Environmental group World Wide Fund for Nature (WWF) announced that this year's observance in the Philippines will carry on the theme #Connect2Earth, which was first launched in 2018.

The campaign will bring to focus the issue of single-use plastics, which are used on average for seven minutes, according to WWF, but take more than 100 years to decompose.

In a Greenpeace report in 2017, the Philippines was named as the third-biggest plastic polluter of oceans after China and Indonesia.

Bishop Roberto Mallari of San Jose said it is important for the Church to be part of the observance to reflect and raise awareness on caring for the environment.

The Earth Hour observance starts at 8:30 in the evening.

"It is important to awaken ourselves to care for nature and God's creation," said the prelate, adding that the call is more timely with a water shortage affecting many cities across the country in recent weeks.

"Let our experience bring us to a genuine care for the environment and the recognition of the importance of water," said Bishop Mallari.

Bishop Alberto Uy of Tagbilaran called on Catholics in his diocese to show their "love and support for nature."

The prelate said turning off lights for an hour on March 30 is a symbolic gesture of "support for the care of the earth."

WWF-Philippines, which is spearheading the campaign against single-use plastics, expressed hope that this year's Earth Hour observance can help send a message to act upon plastic pollution.
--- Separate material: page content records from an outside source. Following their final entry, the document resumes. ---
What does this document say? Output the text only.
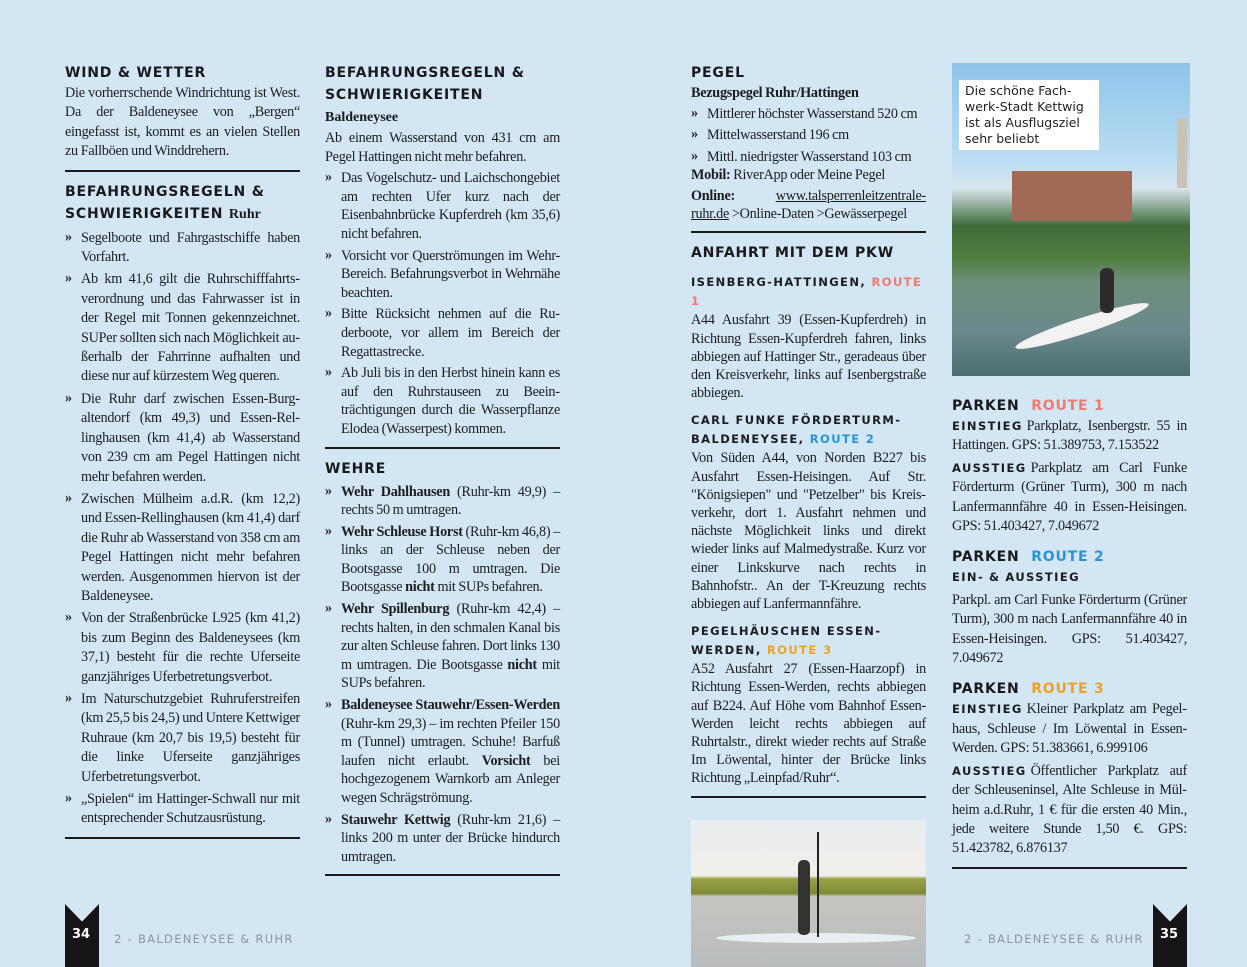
WIND & WETTER
Die vorherrschende Windrichtung ist West. Da der Baldeneysee von „Bergen“ eingefasst ist, kommt es an vielen Stellen zu Fallböen und Winddrehern.
BEFAHRUNGSREGELN & SCHWIERIGKEITEN Ruhr
» Segelboote und Fahrgastschiffe haben Vorfahrt.
» Ab km 41,6 gilt die Ruhrschifffahrtsverordnung und das Fahrwasser ist in der Regel mit Tonnen gekennzeichnet. SUPer sollten sich nach Möglichkeit außerhalb der Fahrrinne aufhalten und diese nur auf kürzestem Weg queren.
» Die Ruhr darf zwischen Essen-Burgaltendorf (km 49,3) und Essen-Rellinghausen (km 41,4) ab Wasserstand von 239 cm am Pegel Hattingen nicht mehr befahren werden.
» Zwischen Mülheim a.d.R. (km 12,2) und Essen-Rellinghausen (km 41,4) darf die Ruhr ab Wasserstand von 358 cm am Pegel Hattingen nicht mehr befahren werden. Ausgenommen hiervon ist der Baldeneysee.
» Von der Straßenbrücke L925 (km 41,2) bis zum Beginn des Baldeneysees (km 37,1) besteht für die rechte Uferseite ganzjähriges Uferbetretungsverbot.
» Im Naturschutzgebiet Ruhruferstreifen (km 25,5 bis 24,5) und Untere Kettwiger Ruhraue (km 20,7 bis 19,5) besteht für die linke Uferseite ganzjähriges Uferbetretungsverbot.
» „Spielen“ im Hattinger-Schwall nur mit entsprechender Schutzausrüstung.
BEFAHRUNGSREGELN & SCHWIERIGKEITEN Baldeneysee
Ab einem Wasserstand von 431 cm am Pegel Hattingen nicht mehr befahren.
» Das Vogelschutz- und Laichschongebiet am rechten Ufer kurz nach der Eisenbahnbrücke Kupferdreh (km 35,6) nicht befahren.
» Vorsicht vor Querströmungen im Wehr-Bereich. Befahrungsverbot in Wehrnähe beachten.
» Bitte Rücksicht nehmen auf die Ruderboote, vor allem im Bereich der Regattastrecke.
» Ab Juli bis in den Herbst hinein kann es auf den Ruhrstauseen zu Beeinträchtigungen durch die Wasserpflanze Elodea (Wasserpest) kommen.
WEHRE
» Wehr Dahlhausen (Ruhr-km 49,9) – rechts 50 m umtragen.
» Wehr Schleuse Horst (Ruhr-km 46,8) – links an der Schleuse neben der Bootsgasse 100 m umtragen. Die Bootsgasse nicht mit SUPs befahren.
» Wehr Spillenburg (Ruhr-km 42,4) – rechts halten, in den schmalen Kanal bis zur alten Schleuse fahren. Dort links 130 m umtragen. Die Bootsgasse nicht mit SUPs befahren.
» Baldeneysee Stauwehr/Essen-Werden (Ruhr-km 29,3) – im rechten Pfeiler 150 m (Tunnel) umtragen. Schuhe! Barfuß laufen nicht erlaubt. Vorsicht bei hochgezogenem Warnkorb am Anleger wegen Schrägströmung.
» Stauwehr Kettwig (Ruhr-km 21,6) – links 200 m unter der Brücke hindurch umtragen.
PEGEL
Bezugspegel Ruhr/Hattingen
» Mittlerer höchster Wasserstand 520 cm
» Mittelwasserstand 196 cm
» Mittl. niedrigster Wasserstand 103 cm
Mobil: RiverApp oder Meine Pegel
Online: www.talsperrenleitzentrale-ruhr.de >Online-Daten >Gewässerpegel
ANFAHRT MIT DEM PKW
ISENBERG-HATTINGEN, ROUTE 1
A44 Ausfahrt 39 (Essen-Kupferdreh) in Richtung Essen-Kupferdreh fahren, links abbiegen auf Hattinger Str., geradeaus über den Kreisverkehr, links auf Isenbergstraße abbiegen.
CARL FUNKE FÖRDERTURM-BALDENEYSEE, ROUTE 2
Von Süden A44, von Norden B227 bis Ausfahrt Essen-Heisingen. Auf Str. "Königsiepen" und "Petzelber" bis Kreisverkehr, dort 1. Ausfahrt nehmen und nächste Möglichkeit links und direkt wieder links auf Malmedystraße. Kurz vor einer Linkskurve nach rechts in Bahnhofstr.. An der T-Kreuzung rechts abbiegen auf Lanfermannfähre.
PEGELHÄUSCHEN ESSEN-WERDEN, ROUTE 3
A52 Ausfahrt 27 (Essen-Haarzopf) in Richtung Essen-Werden, rechts abbiegen auf B224. Auf Höhe vom Bahnhof Essen-Werden leicht rechts abbiegen auf Ruhrtalstr., direkt wieder rechts auf Straße Im Löwental, hinter der Brücke links Richtung „Leinpfad/Ruhr“.
PARKEN ROUTE 1
EINSTIEG Parkplatz, Isenbergstr. 55 in Hattingen. GPS: 51.389753, 7.153522
AUSSTIEG Parkplatz am Carl Funke Förderturm (Grüner Turm), 300 m nach Lanfermannfähre 40 in Essen-Heisingen. GPS: 51.403427, 7.049672
PARKEN ROUTE 2
EIN- & AUSSTIEG
Parkpl. am Carl Funke Förderturm (Grüner Turm), 300 m nach Lanfermannfähre 40 in Essen-Heisingen. GPS: 51.403427, 7.049672
PARKEN ROUTE 3
EINSTIEG Kleiner Parkplatz am Pegelhaus, Schleuse / Im Löwental in Essen-Werden. GPS: 51.383661, 6.999106
AUSSTIEG Öffentlicher Parkplatz auf der Schleuseninsel, Alte Schleuse in Mülheim a.d.Ruhr, 1 € für die ersten 40 Min., jede weitere Stunde 1,50 €. GPS: 51.423782, 6.876137
Die schöne Fachwerk-Stadt Kettwig ist als Ausflugsziel sehr beliebt
34 2 - BALDENEYSEE & RUHR	35
2 - BALDENEYSEE & RUHR
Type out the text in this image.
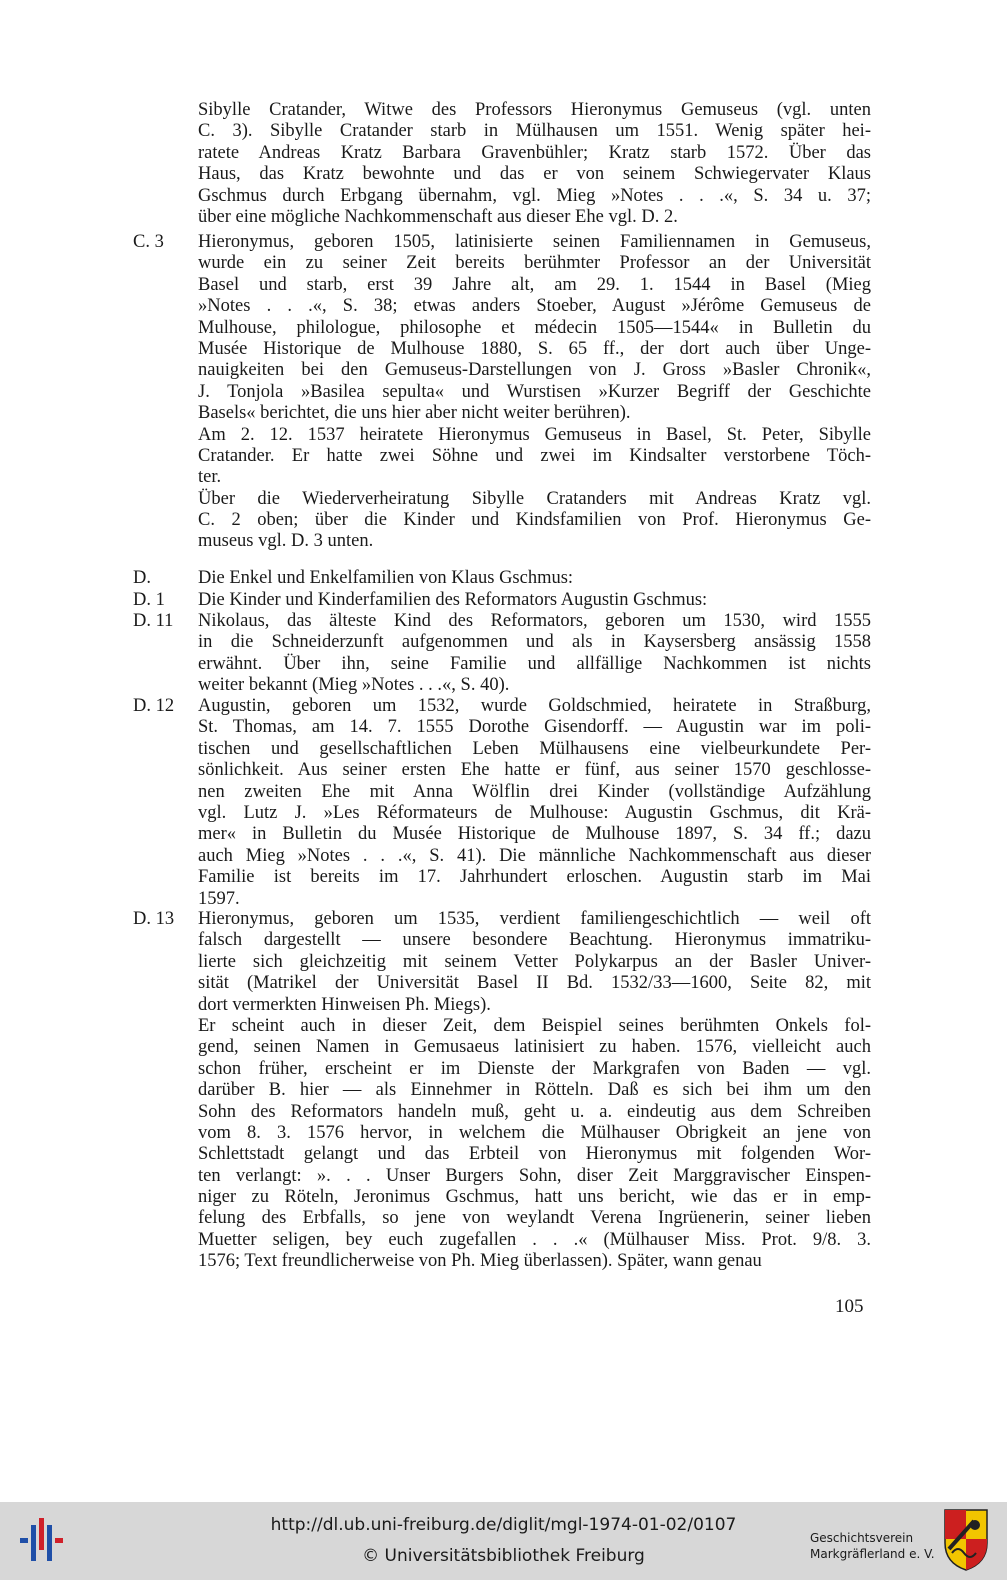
Sibylle Cratander, Witwe des Professors Hieronymus Gemuseus (vgl. unten
C. 3). Sibylle Cratander starb in Mülhausen um 1551. Wenig später hei-
ratete Andreas Kratz Barbara Gravenbühler; Kratz starb 1572. Über das
Haus, das Kratz bewohnte und das er von seinem Schwiegervater Klaus
Gschmus durch Erbgang übernahm, vgl. Mieg »Notes . . .«, S. 34 u. 37;
über eine mögliche Nachkommenschaft aus dieser Ehe vgl. D. 2.
C. 3	Hieronymus, geboren 1505, latinisierte seinen Familiennamen in Gemuseus,
wurde ein zu seiner Zeit bereits berühmter Professor an der Universität
Basel und starb, erst 39 Jahre alt, am 29. 1. 1544 in Basel (Mieg
»Notes . . .«, S. 38; etwas anders Stoeber, August »Jérôme Gemuseus de
Mulhouse, philologue, philosophe et médecin 1505—1544« in Bulletin du
Musée Historique de Mulhouse 1880, S. 65 ff., der dort auch über Unge-
nauigkeiten bei den Gemuseus-Darstellungen von J. Gross »Basler Chronik«,
J. Tonjola »Basilea sepulta« und Wurstisen »Kurzer Begriff der Geschichte
Basels« berichtet, die uns hier aber nicht weiter berühren).
Am 2. 12. 1537 heiratete Hieronymus Gemuseus in Basel, St. Peter, Sibylle
Cratander. Er hatte zwei Söhne und zwei im Kindsalter verstorbene Töch-
ter.
Über die Wiederverheiratung Sibylle Cratanders mit Andreas Kratz vgl.
C. 2 oben; über die Kinder und Kindsfamilien von Prof. Hieronymus Ge-
museus vgl. D. 3 unten.
D.	Die Enkel und Enkelfamilien von Klaus Gschmus:
D. 1	Die Kinder und Kinderfamilien des Reformators Augustin Gschmus:
D. 11	Nikolaus, das älteste Kind des Reformators, geboren um 1530, wird 1555
in die Schneiderzunft aufgenommen und als in Kaysersberg ansässig 1558
erwähnt. Über ihn, seine Familie und allfällige Nachkommen ist nichts
weiter bekannt (Mieg »Notes . . .«, S. 40).
D. 12	Augustin, geboren um 1532, wurde Goldschmied, heiratete in Straßburg,
St. Thomas, am 14. 7. 1555 Dorothe Gisendorff. — Augustin war im poli-
tischen und gesellschaftlichen Leben Mülhausens eine vielbeurkundete Per-
sönlichkeit. Aus seiner ersten Ehe hatte er fünf, aus seiner 1570 geschlosse-
nen zweiten Ehe mit Anna Wölflin drei Kinder (vollständige Aufzählung
vgl. Lutz J. »Les Réformateurs de Mulhouse: Augustin Gschmus, dit Krä-
mer« in Bulletin du Musée Historique de Mulhouse 1897, S. 34 ff.; dazu
auch Mieg »Notes . . .«, S. 41). Die männliche Nachkommenschaft aus dieser
Familie ist bereits im 17. Jahrhundert erloschen. Augustin starb im Mai
1597.
D. 13	Hieronymus, geboren um 1535, verdient familiengeschichtlich — weil oft
falsch dargestellt — unsere besondere Beachtung. Hieronymus immatriku-
lierte sich gleichzeitig mit seinem Vetter Polykarpus an der Basler Univer-
sität (Matrikel der Universität Basel II Bd. 1532/33—1600, Seite 82, mit
dort vermerkten Hinweisen Ph. Miegs).
Er scheint auch in dieser Zeit, dem Beispiel seines berühmten Onkels fol-
gend, seinen Namen in Gemusaeus latinisiert zu haben. 1576, vielleicht auch
schon früher, erscheint er im Dienste der Markgrafen von Baden — vgl.
darüber B. hier — als Einnehmer in Rötteln. Daß es sich bei ihm um den
Sohn des Reformators handeln muß, geht u. a. eindeutig aus dem Schreiben
vom 8. 3. 1576 hervor, in welchem die Mülhauser Obrigkeit an jene von
Schlettstadt gelangt und das Erbteil von Hieronymus mit folgenden Wor-
ten verlangt: ». . . Unser Burgers Sohn, diser Zeit Marggravischer Einspen-
niger zu Röteln, Jeronimus Gschmus, hatt uns bericht, wie das er in emp-
felung des Erbfalls, so jene von weylandt Verena Ingrüenerin, seiner lieben
Muetter seligen, bey euch zugefallen . . .« (Mülhauser Miss. Prot. 9/8. 3.
1576; Text freundlicherweise von Ph. Mieg überlassen). Später, wann genau
105
http://dl.ub.uni-freiburg.de/diglit/mgl-1974-01-02/0107
© Universitätsbibliothek Freiburg
Geschichtsverein
Markgräflerland e. V.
Introduced in Australia in 2007, Earth Hour is the world’s largest grassroots movement for the environment.

Lawyer Gia Ibay, Earth Hour Philippines national director, noted that last decade of Earth Hour has contributed so much to the global climate agenda and has paved the way for many conservation victories.

"Our efforts will still be centered on raising awareness and inspiring action on conserving nature and biodiversity to counter the worsening impacts of climate change," she said.

In 2018, when #Connect2Earth was launched, more than 17,900 landmarks and monuments in over 180 countries and territories switched off their lights to show their commitment to and support for raising awareness and inspiring action on conserving nature and biodiversity.

Both #Connect2Earth and #EarthHour trended in 33 countries and garnered more than 3.5 billion social media impressions worldwide.